Er beschloss, sich davon nicht unterkriegen zu lassen und führte, ganz neudeutsch gesagt, einen Pivot durch: Statt im Waschmittelgeschäft durchzustarten, wechselte er kurzerhand ins Seifenblasengeschäft. Schließlich hatte er eine ideale und industriell herstellbare Mischung für Seifenblasen entdeckt!
Rolf Hein füllte die flüssige Seife in Flaschen ab, fügte eine Sprungfeder als Blasring hinzu und verkaufte das Produkt unter dem Markennamen Pustefix. Zunächst war er damit auf Wochenmärkten unterwegs und wurde mehrfach als Spinner abgetan. Davon lässt sich ein waschechter Neu-Gründer natürlich nicht verunsichern und innerhalb weniger Jahre entwickelte sich Pustefix zu einem Export-Schlager.

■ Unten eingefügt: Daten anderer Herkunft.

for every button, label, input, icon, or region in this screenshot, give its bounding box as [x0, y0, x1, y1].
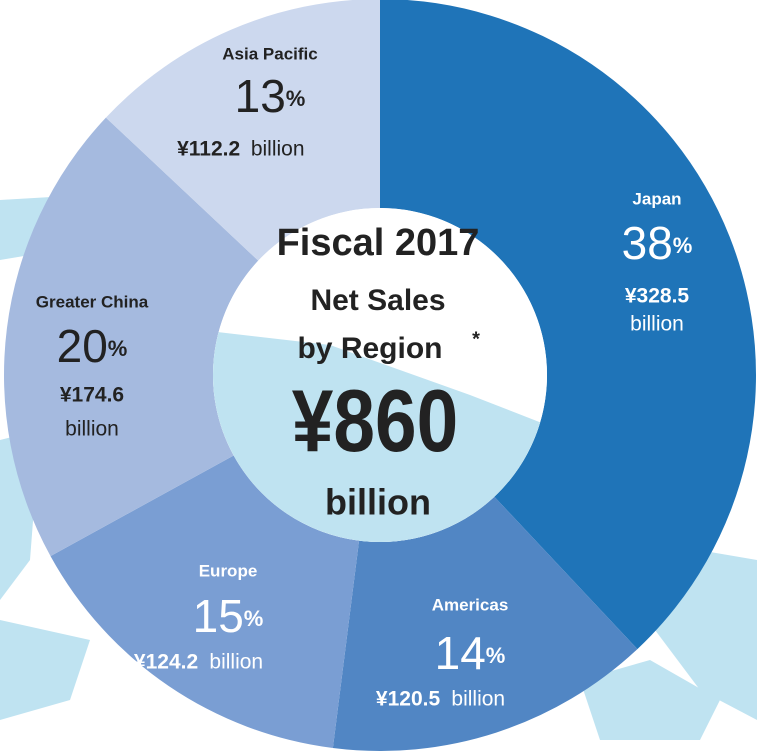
slice-percent: 38% — [622, 217, 693, 269]
donut-slice — [50, 455, 360, 749]
slice-amount-unit: billion — [65, 418, 119, 441]
slice-name: Greater China — [36, 292, 149, 311]
donut-slice — [105, 0, 380, 261]
slice-amount-unit: billion — [630, 313, 684, 336]
center-subtitle: Net Sales — [310, 284, 445, 317]
slice-amount-unit: billion — [451, 688, 505, 711]
slice-percent: 13% — [235, 70, 306, 122]
slice-amount: ¥124.2 — [134, 651, 198, 674]
donut-slice — [332, 496, 638, 751]
slice-percent: 20% — [57, 320, 128, 372]
center-subtitle: by Region — [297, 332, 442, 365]
center-total-unit: billion — [325, 482, 431, 523]
slice-amount: ¥120.5 — [376, 688, 441, 711]
hole-brush — [213, 330, 547, 542]
slice-amount: ¥328.5 — [625, 285, 690, 308]
center-title: Fiscal 2017 — [277, 222, 480, 264]
slice-name: Asia Pacific — [222, 44, 317, 63]
slice-amount-unit: billion — [209, 651, 263, 674]
slice-amount: ¥112.2 — [177, 138, 240, 161]
footnote-mark: * — [472, 328, 480, 350]
slice-percent: 15% — [193, 590, 264, 642]
slice-amount-unit: billion — [251, 138, 305, 161]
donut-slice — [4, 117, 259, 557]
slice-name: Europe — [199, 561, 258, 580]
slice-percent: 14% — [435, 627, 506, 679]
donut-slice — [380, 0, 756, 650]
slice-name: Americas — [432, 595, 509, 614]
slice-name: Japan — [632, 189, 681, 208]
slice-amount: ¥174.6 — [60, 384, 124, 407]
center-total: ¥860 — [292, 373, 458, 471]
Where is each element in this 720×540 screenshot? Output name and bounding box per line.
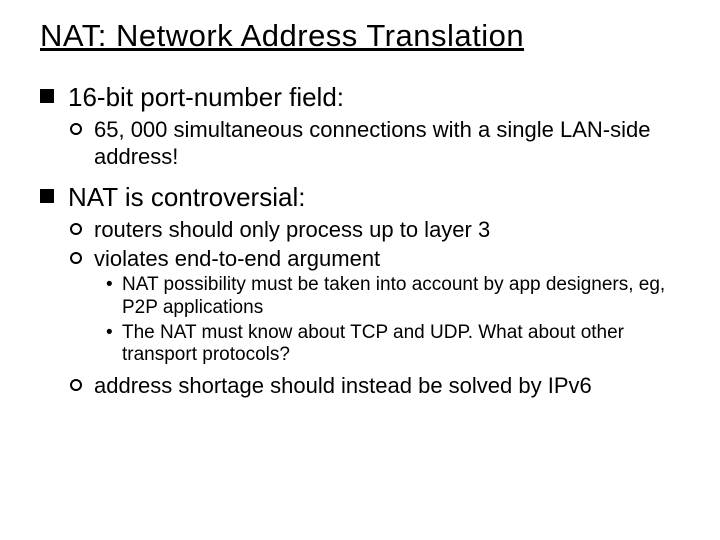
bullet-text: NAT is controversial: (68, 182, 305, 212)
bullet-level2: routers should only process up to layer … (70, 217, 690, 243)
bullet-text: NAT possibility must be taken into accou… (122, 274, 665, 318)
bullet-text: address shortage should instead be solve… (94, 373, 592, 398)
bullet-level2: address shortage should instead be solve… (70, 373, 690, 399)
bullet-text: 65, 000 simultaneous connections with a … (94, 117, 650, 168)
bullet-text: violates end-to-end argument (94, 246, 380, 271)
bullet-text: 16-bit port-number field: (68, 82, 344, 112)
bullet-level1: 16-bit port-number field: (40, 82, 690, 113)
slide: NAT: Network Address Translation 16-bit … (0, 0, 720, 540)
bullet-text: routers should only process up to layer … (94, 217, 490, 242)
bullet-level2: 65, 000 simultaneous connections with a … (70, 117, 690, 170)
slide-title: NAT: Network Address Translation (40, 18, 690, 54)
bullet-text: The NAT must know about TCP and UDP. Wha… (122, 322, 624, 366)
bullet-level1: NAT is controversial: (40, 182, 690, 213)
bullet-level3: The NAT must know about TCP and UDP. Wha… (106, 322, 690, 368)
bullet-level2: violates end-to-end argument (70, 246, 690, 272)
bullet-level3: NAT possibility must be taken into accou… (106, 274, 690, 320)
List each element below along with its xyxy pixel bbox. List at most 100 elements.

Jahre später fand dann auch der PUSTEFIX Bär seinen Platz auf den kleinen, blauen Flaschen. Die Seifenflüssigkeit wird übrigens nach wie vor am Tübinger Standort in Kilchberg abgefüllt, pro Jahr sind es etwa eine Millionen Liter. Zur Verpustung dieser Menge Seifenflüssigkeit bietet das Unternehmen neben ihrem Klassiker aus der Flasche inzwischen auch Blubber Seifenblasenmaschinen (mit multiplen Blasringen und Antrieb via Netzteil) an.
2023 feiert Pustefix das 75-jährige Unternehmens-Jubiläum, bis 2010 war es im Familienbesitz. Vor dieser Tradition an das Altbewährte anzuknüpfen aber dennoch mit Neuem erfolgreich in die Zukunft zu leiten wird sicherlich die nächste Herausforderung für die Tübinger Seifen-Sektion. Derzeit wird unter anderem auf eine zeitgemäße Betriebsausstattung, ausgerichtet an einem nachhaltigen Umweltgedanken gesetzt. So verwendet der gesamte Betrieb inzwischen energiesparende LED-Beleuchtung.
Klar, Pustefix bedeutet auch viel Plastik: Manche Artikel seien bereits aus Bio-Kunststoff, so Geschäftsführer Armin Christian. Aber das reiche nicht. Im Bereich der Materialherstellung müsse noch viel erforscht werden. Wir vom AUFnet gratulieren zum Jubiläum und sagen „Danke“ für die vielen schönen, seifenblasen-basierten Stunden.
Call for Käpsele
Die Geschichte der Region Baden-Württemberg ist maßgeblich geprägt durch das, was wir als Käpsele bezeichnen würden. Gemeint sind clevere Individuen, welche solche Rollen wie Tüftler*in, Denker*in, Gründer*in, Erfinder*in, Entrepreneur*in, Handwerker*in und besonders Anpacker*in in sich finden konnten und „eine g’scheiide Idee zu etwas g’scheiides gemacht haben“.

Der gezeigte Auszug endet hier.